Thor was the Norse God of Thunder. The Scandanavians believed his chariot rumbled as it crossed the sky and that he wielded a hammer that shot lightening when he threw it. The Angles and Saxons who invaded England in the 500's carried the belief in Thor with them in their wanderings and wars.

In the days before the invasion, the Romans inhabited most of the civilized world (including most of England). The fifth day of the week was known as "dies jovis". The Romans had named it for their own God of Thunder, and also chief of the Gods, Jupiter.

When the Germanic tribes suplanted the resident Romans of England they also suplanted their Gods. They replaced Jupiter or Jove with Thor. Thus came the name, Thorsdaeg which comes down to modern English speakers as Thursday.

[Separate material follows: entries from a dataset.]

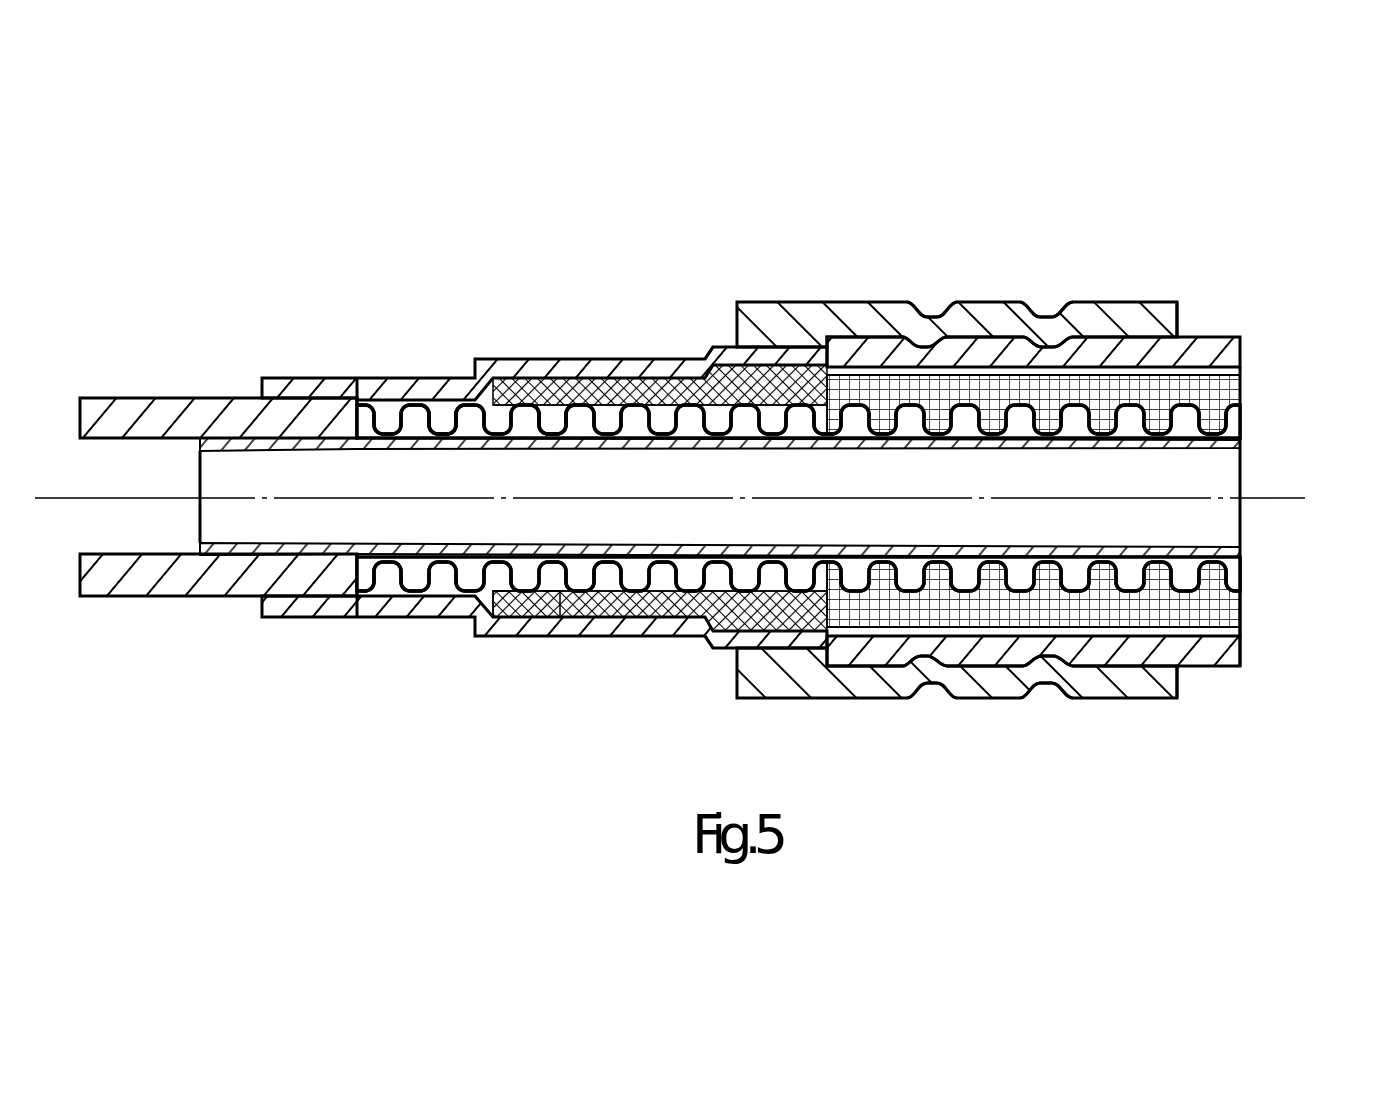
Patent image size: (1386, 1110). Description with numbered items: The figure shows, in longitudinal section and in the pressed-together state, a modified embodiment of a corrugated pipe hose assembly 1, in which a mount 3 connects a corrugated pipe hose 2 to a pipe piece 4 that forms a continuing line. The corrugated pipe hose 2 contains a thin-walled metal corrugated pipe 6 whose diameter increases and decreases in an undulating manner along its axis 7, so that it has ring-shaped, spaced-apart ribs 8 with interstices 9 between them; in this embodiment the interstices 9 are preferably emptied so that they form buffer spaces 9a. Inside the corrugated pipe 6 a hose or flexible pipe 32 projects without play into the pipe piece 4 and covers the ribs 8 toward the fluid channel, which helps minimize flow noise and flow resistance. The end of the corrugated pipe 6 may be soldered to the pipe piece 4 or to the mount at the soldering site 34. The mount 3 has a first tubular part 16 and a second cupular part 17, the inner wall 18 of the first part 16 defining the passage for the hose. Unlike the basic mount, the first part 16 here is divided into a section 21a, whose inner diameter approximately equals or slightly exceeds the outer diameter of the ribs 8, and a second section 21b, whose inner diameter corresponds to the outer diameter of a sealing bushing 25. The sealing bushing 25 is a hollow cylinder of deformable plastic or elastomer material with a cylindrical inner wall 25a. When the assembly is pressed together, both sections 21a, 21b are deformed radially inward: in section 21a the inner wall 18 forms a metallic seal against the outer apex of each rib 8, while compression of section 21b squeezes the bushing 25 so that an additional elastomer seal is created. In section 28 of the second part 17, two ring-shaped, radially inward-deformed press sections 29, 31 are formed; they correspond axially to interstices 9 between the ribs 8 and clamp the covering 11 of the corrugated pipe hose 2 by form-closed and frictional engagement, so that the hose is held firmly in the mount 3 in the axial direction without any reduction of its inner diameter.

The corrugated pipe hose assembly 1 is at (1030, 386).
The corrugated pipe hose 2 is at (1104, 440).
The mount 3 is at (973, 403).
The pipe piece 4 is at (160, 397).
The corrugated pipe 6 is at (845, 404).
The axis 7 is at (1282, 503).
The ribs 8 is at (415, 397).
The interstices 9 is at (442, 418).
The buffer spaces 9a is at (541, 418).
The covering 11 is at (1243, 557).
The first tubular part 16 is at (544, 395).
The second cupular part 17 is at (1133, 320).
The inner wall 18 is at (662, 637).
The section 21a is at (352, 693).
The second section 21b is at (478, 695).
The sealing bushing 25 is at (660, 528).
The cylindrical inner wall 25a is at (542, 591).
The section 28 is at (827, 720).
The press section 29 is at (928, 313).
The press section 31 is at (1057, 313).
The hose or flexible pipe 32 is at (1242, 557).
The soldering site 34 is at (360, 397).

There are two holidays that traditionally fall on Thursday. One is Maundy Thursday. It is the Thursday upon the eve of Good Friday. Biblical accounts have it that the "Last Supper" was on a Thursday, and it was at this meal that Christ gave the "mandate" to his disciples to "love one another". The word Maundy is a corruption of the Latin word "mandate".

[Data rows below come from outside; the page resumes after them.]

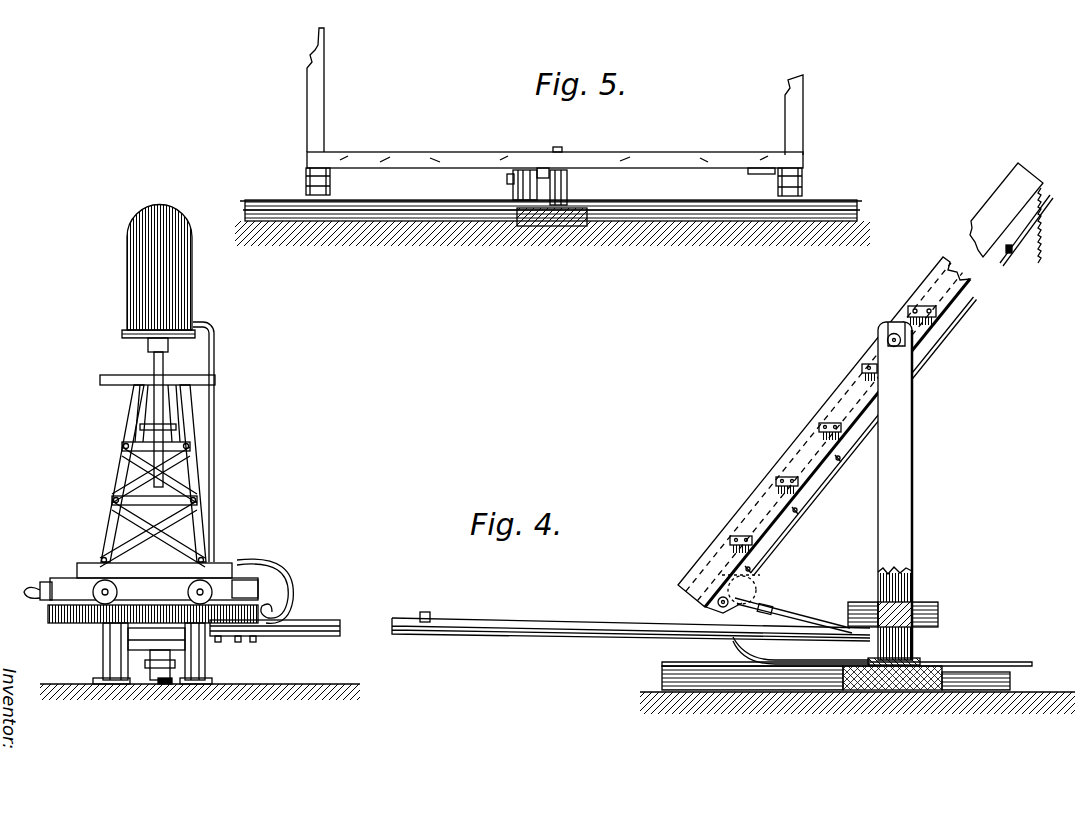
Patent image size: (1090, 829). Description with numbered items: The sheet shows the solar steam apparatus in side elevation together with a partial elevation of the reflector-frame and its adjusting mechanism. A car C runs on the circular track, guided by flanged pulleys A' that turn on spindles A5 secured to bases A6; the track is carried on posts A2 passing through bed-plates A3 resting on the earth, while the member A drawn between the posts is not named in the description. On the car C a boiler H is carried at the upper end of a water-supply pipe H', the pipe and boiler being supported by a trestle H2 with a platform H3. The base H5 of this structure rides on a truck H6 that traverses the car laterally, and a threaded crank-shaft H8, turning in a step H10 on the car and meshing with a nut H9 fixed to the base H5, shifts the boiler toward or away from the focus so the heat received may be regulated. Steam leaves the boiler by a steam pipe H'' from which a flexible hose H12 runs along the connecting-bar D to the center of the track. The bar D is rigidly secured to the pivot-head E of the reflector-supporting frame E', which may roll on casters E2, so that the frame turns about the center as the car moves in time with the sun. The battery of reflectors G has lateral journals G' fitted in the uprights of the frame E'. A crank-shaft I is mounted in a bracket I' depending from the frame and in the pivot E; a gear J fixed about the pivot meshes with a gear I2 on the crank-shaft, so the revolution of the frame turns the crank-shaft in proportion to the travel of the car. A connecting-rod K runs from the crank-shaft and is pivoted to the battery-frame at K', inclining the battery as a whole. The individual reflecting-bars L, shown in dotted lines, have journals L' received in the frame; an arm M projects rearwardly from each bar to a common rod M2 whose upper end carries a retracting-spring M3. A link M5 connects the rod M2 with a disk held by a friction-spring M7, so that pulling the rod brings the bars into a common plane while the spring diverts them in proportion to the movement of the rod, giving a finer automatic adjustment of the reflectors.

In FIG. 5, the pivot-head E is at (555, 98).
In FIG. 4, the pivot-head E is at (906, 491).
In FIG. 5, the reflector-supporting frame E' is at (555, 148).
In FIG. 4, the reflector-supporting frame E' is at (847, 663).
In FIG. 5, the casters E2 is at (803, 187).
In FIG. 5, the friction-spring M7 is at (758, 168).
In FIG. 5, the connecting-rod K is at (528, 153).
In FIG. 4, the connecting-rod K is at (793, 609).
In FIG. 4, the pivotal connection K' is at (691, 599).
In FIG. 5, the crank-shaft I is at (502, 187).
In FIG. 5, the bracket I' is at (480, 180).
In FIG. 5, the cooperating gear I2 is at (515, 202).
In FIG. 5, the gear J is at (568, 196).
In FIG. 4, the gear J is at (920, 662).
In FIG. 4, the boiler H is at (141, 272).
In FIG. 4, the water-supply pipe H' is at (133, 411).
In FIG. 4, the steam pipe H'' is at (225, 442).
In FIG. 4, the stand or trestle H2 is at (122, 437).
In FIG. 4, the platform H3 is at (100, 382).
In FIG. 4, the base H5 is at (172, 576).
In FIG. 4, the truck H6 is at (242, 598).
In FIG. 4, the threaded crank-shaft H8 is at (68, 580).
In FIG. 4, the nut H9 is at (50, 582).
In FIG. 4, the step H10 is at (44, 598).
In FIG. 4, the flexible hose or pipe H12 is at (576, 625).
In FIG. 4, the car C is at (82, 626).
In FIG. 4, the connecting-bar D is at (481, 638).
In FIG. 4, the cross bar A is at (179, 643).
In FIG. 4, the flanged pulleys A' is at (148, 664).
In FIG. 4, the posts A2 is at (206, 666).
In FIG. 4, the bed-plates A3 is at (212, 681).
In FIG. 4, the spindles A5 is at (158, 683).
In FIG. 4, the bases A6 is at (166, 678).
In FIG. 4, the reflecting-bars L is at (824, 432).
In FIG. 4, the journals or gudgeons L' is at (803, 458).
In FIG. 4, the arm M is at (906, 318).
In FIG. 4, the rod M2 is at (814, 496).
In FIG. 4, the retracting-spring M3 is at (1034, 226).
In FIG. 4, the link M5 is at (760, 590).
In FIG. 4, the battery of reflectors G is at (999, 210).
In FIG. 4, the lateral journals G' is at (942, 349).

One of the most popular holidays in the United States is Thanksgiving. It always falls on the fourth Thursday in November. Although it has been celebrated continuously since 1623, it was not made an official holiday until 1863 when President Abraham Lincoln recommended the feast day to Congress. More than a celebration of bountiful harvests, it was a direct response to two Union victories during the American Civil War, Gettysburg and Vicksburg.